Kondisi Yayasan yang berkaitan dengan Ekonomi, mayoritas berada pada tingkat ekonomi rendah. Sehingga guru-guru honorer yang mengajar di Yayasan banyak yang bersifat pengabdian. Tidak sedikit Yayasan yang menggaji guru-gurunya hanya Rp. 100.000/bulan, atau paling tinggi Rp. 500.000/bulan bagi Yayasan yang memiliki sumber ekonomi yang pasti. Coba anda rasakan dan hitung, gaji Rp. 100.000/bln cukup buat apa?

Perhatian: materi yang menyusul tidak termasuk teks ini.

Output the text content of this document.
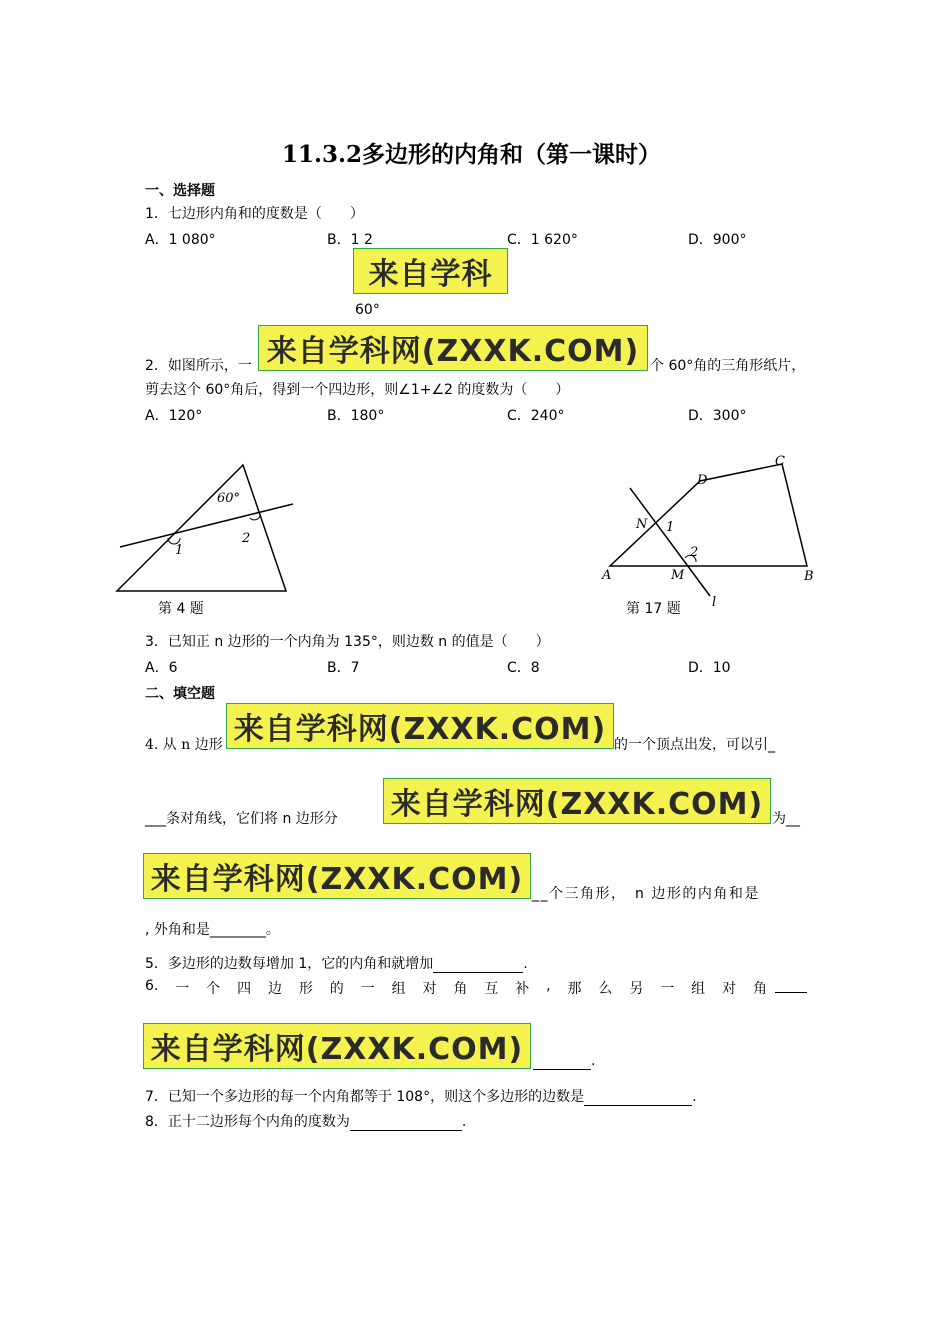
11.3.2多边形的内角和（第一课时）
一、选择题
1．七边形内角和的度数是（　　）
A．1 080°	B．1 2	C．1 620°	D．900°
来自学科
60°
2．如图所示，一 来自学科网(ZXXK.COM) 个 60°角的三角形纸片，
剪去这个 60°角后，得到一个四边形，则∠1+∠2 的度数为（　　）
A．120°	B．180°	C．240°	D．300°
60°
1
2
第 4 题
A	B
C
D
M
N
l
1
2
第 17 题
3．已知正 n 边形的一个内角为 135°，则边数 n 的值是（　　）
A．6	B．7	C．8	D．10
二、填空题
4. 从 n 边形 来自学科网(ZXXK.COM) 的一个顶点出发，可以引_
___条对角线，它们将 n 边形分 来自学科网(ZXXK.COM) 为__
来自学科网(ZXXK.COM) __个三角形，　n 边形的内角和是
, 外角和是________。
5．多边形的边数每增加 1，它的内角和就增加	.
6. 一 个 四 边 形 的 一 组 对 角 互 补 , 那 么 另 一 组 对 角
来自学科网(ZXXK.COM)	.
7．已知一个多边形的每一个内角都等于 108°，则这个多边形的边数是	.
8．正十二边形每个内角的度数为	.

Transport saja tidak cukup untuk sebulan..apalagi buat makan. jangankan untuk keluarga, untuk makan sendiri saja pasti tidak cukup..... Kalau kata orang sunda gaji Rp. 100.000 itu UMR (Upah Minimum Ripuh), Wah...wah.... menyedihkan bukan?. Yayasan yang menggaji gurunya hanya Rp. 100.000/bln itu perlu digugat.. sudah melanggar Hak Aasi Manusia... Mengajar harus profesional tapi gaji tidak proporsional....Banyak menuntut kewajiban pada guru tapi haknya tidak diberikan.. itu namanya penindasan.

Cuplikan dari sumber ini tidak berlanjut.